Suffice to say, this exercise is going to require some serious settings tweaking - similar to our prior tests with Battlefield 5 running on the RTX 2060. And yes, it may well involve some overclocking too. But one of the biggest challenges facing us is actually a lack of granularity in the settings. But even if we are applying very coarse changes to the game here, settings tweaks are the place to start if we are going to try to achieve 60 frames per second locks. Global presets consisting of low, medium, high, ultra and extreme settings are available - but we can take low off the table as it's not compatible with ray tracing.
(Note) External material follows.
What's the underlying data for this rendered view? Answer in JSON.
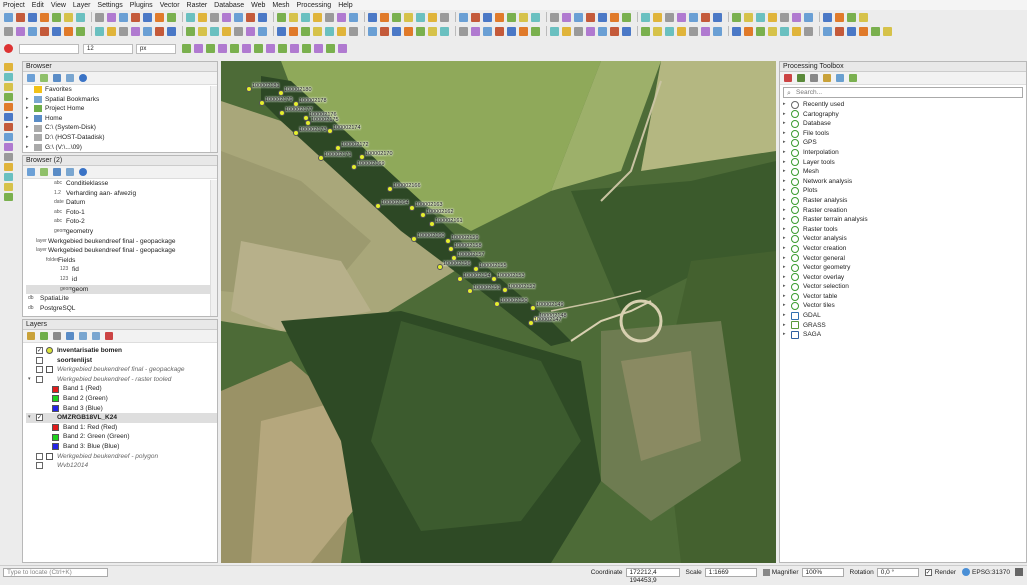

Each preset tends to gradually diminish volumetric lighting quality, and shadow map cascade quality. Dropping down to medium settings kills off shadows on foliage, and other unpleasant effects start to kick in, such as a noticeable reduction on screen-space relections. Our quest for a locked 60fps with ray tracing shouldn't come at the expense of a brutally compromised experience elsewhere, and I found that the high preset maintains most of the game's beauty, while acting as a very close mirror to 4A's own choices for the Xbox One X version - a good place on which to base our testing.